Comme une bénédiction ! Jusqu’à présent, les malades, c’étaient les autres : ceux à qui j’allais rendre
visite à l’hôpital. Cela fait du bien
d’être parmi les malades et de voir la compétence et la délicatesse du personnel soignant. Cela me permet de lâcher la bride… et d’apprendre la patience. C’est une expérience humaine, ecclésiale et spirituelle. Je
suis très reconnaissant envers une
paroissienne qui m’a suggéré de recevoir le sacrement des malades. Je n’y avais même pas pensé ! Je l’ai vécu dans la foi, comme un réconfort intérieur que le Christ offre à ses disciples, au jour de l’épreuve.
QUESTIONNAIRE DE SAINT ANTOINE
Quelle image avez-vous de saint Antoine de Padoue ?

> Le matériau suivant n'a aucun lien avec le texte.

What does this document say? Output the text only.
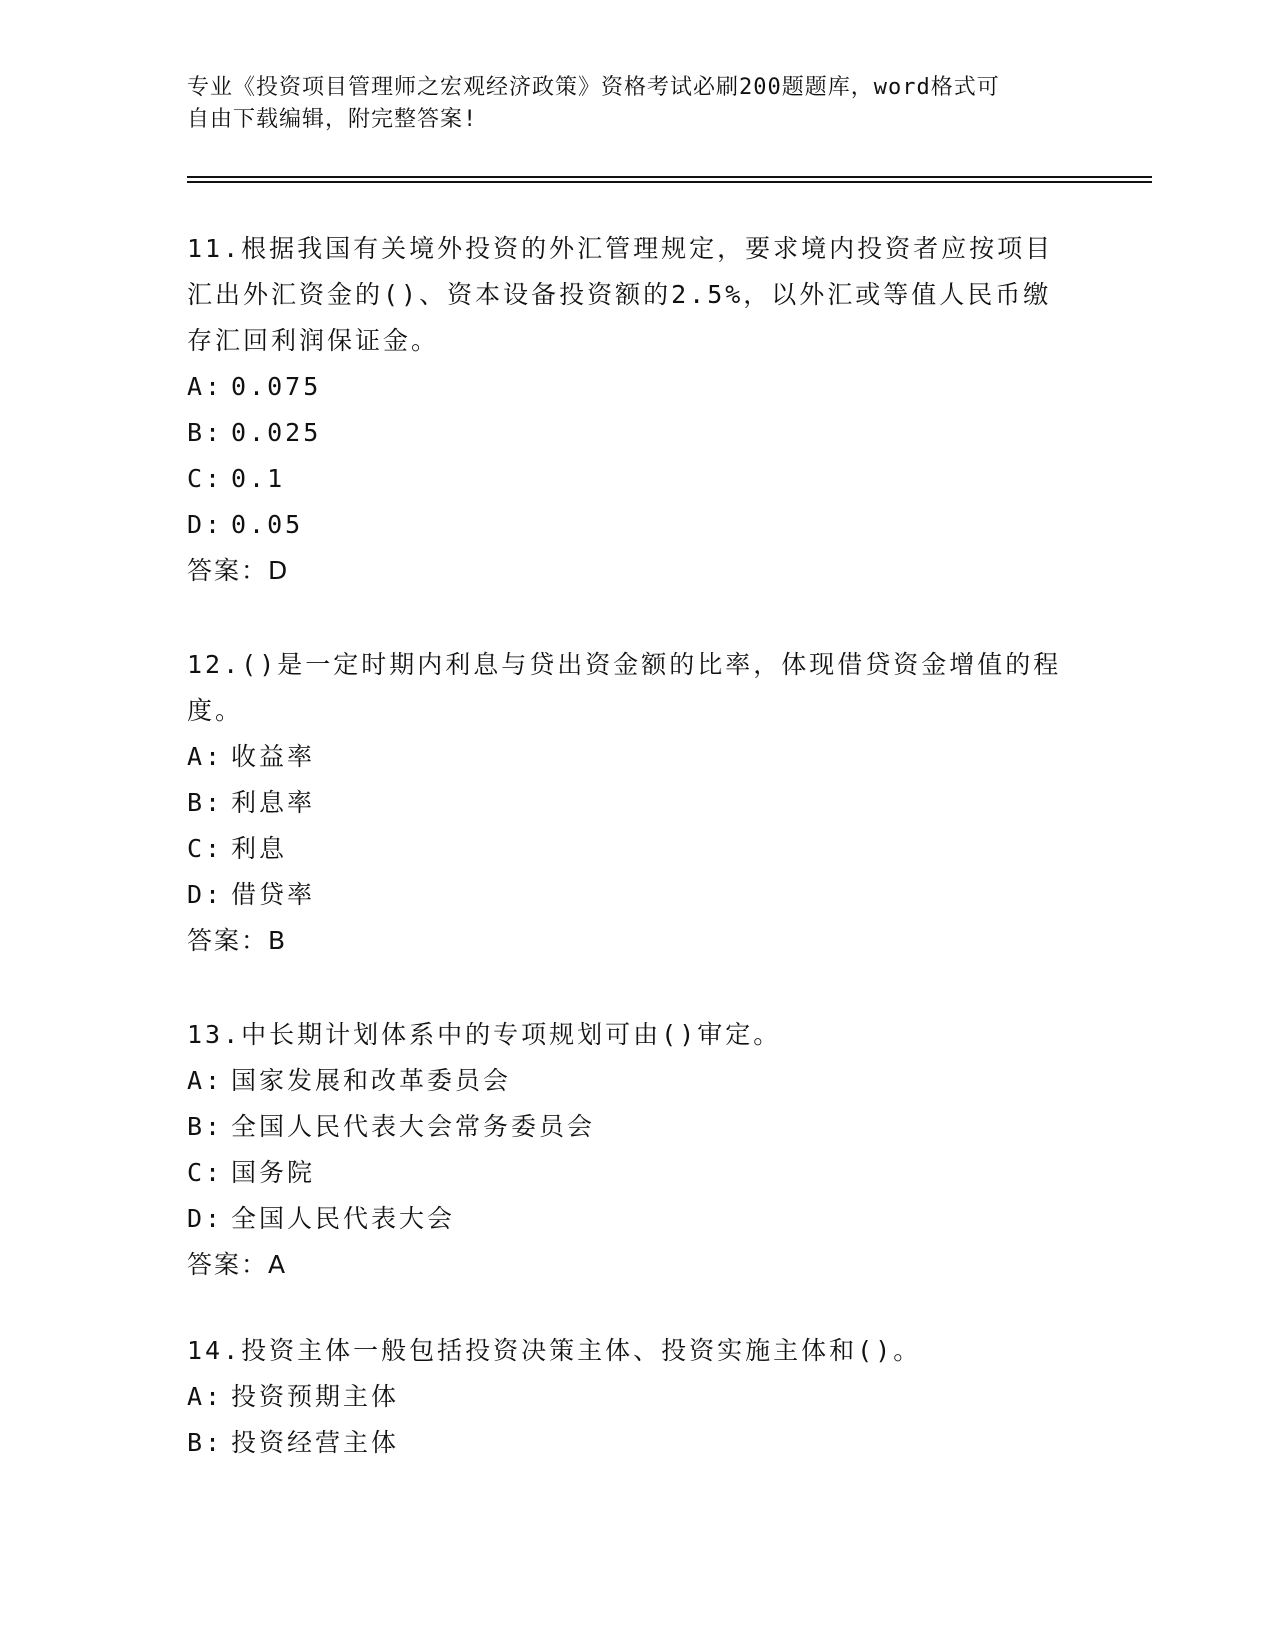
专业《投资项目管理师之宏观经济政策》资格考试必刷200题题库，word格式可
自由下载编辑，附完整答案!
11.根据我国有关境外投资的外汇管理规定，要求境内投资者应按项目
汇出外汇资金的()、资本设备投资额的2.5%，以外汇或等值人民币缴
存汇回利润保证金。
A: 0.075
B: 0.025
C: 0.1
D: 0.05
答案：D
12.()是一定时期内利息与贷出资金额的比率，体现借贷资金增值的程
度。
A: 收益率
B: 利息率
C: 利息
D: 借贷率
答案：B
13.中长期计划体系中的专项规划可由()审定。
A: 国家发展和改革委员会
B: 全国人民代表大会常务委员会
C: 国务院
D: 全国人民代表大会
答案：A
14.投资主体一般包括投资决策主体、投资实施主体和()。
A: 投资预期主体
B: 投资经营主体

Il est à mes yeux ce grand saint inondé de la lumière de saint François d’Assise, qui a terminé sa route à Padoue mais qui mériterait tout aussi bien d’être appelé saint Antoine de Lisbonne.
Etes-vous déjà allé à Padoue ?
J’y suis passé, mais pas dans le cadre d’un pèlerinage comme j’en ai eu l’occasion à plusieurs reprises pour Turin ou Bologne. Je connais bien Lisbonne. La dévotion pour saint Antoine y est très forte. Je pense même que les Portugais ont un peu l’impression qu’on leur a volé leur saint…
Quand vous sentez-vous le plus proche de Dieu ?
Quand Il me parle, comme un père parle à son fils. L’oraison, ce temps où on fait silence pour se mettre à l’écoute, me permet tout particulièrement d’entendre ce qu’Il a à me dire. A condition que j’y sois réceptif.
Comment priez-vous ?
Je lis l’Evangile. Je reste sur le même verset jusqu’à ce que Dieu m’en donne le fruit. Alors cette parole devient active. Cela peut prendre un jour ou un mois. C’est une véritable Opus Dei, c’est-à-dire le travail de Dieu en nous.
Qu’est-ce qui vous a rendu le plus heureux cette année ?
Je pense à trois événements. Mon voyage sur la tombe des moines de Tibhirine : c’était très émouvant de voir des musulmans reconnaître l’œuvre admirable de ces moines et demander à Dieu miséricorde pour leurs assassins. Le dialogue et les dix séances de travail avec le grand Rabbin Bernheim pour écrire notre livre fut un autre moment fort. Enfin, je garde un très bon souvenir de mon premier 15 août à Fourvière.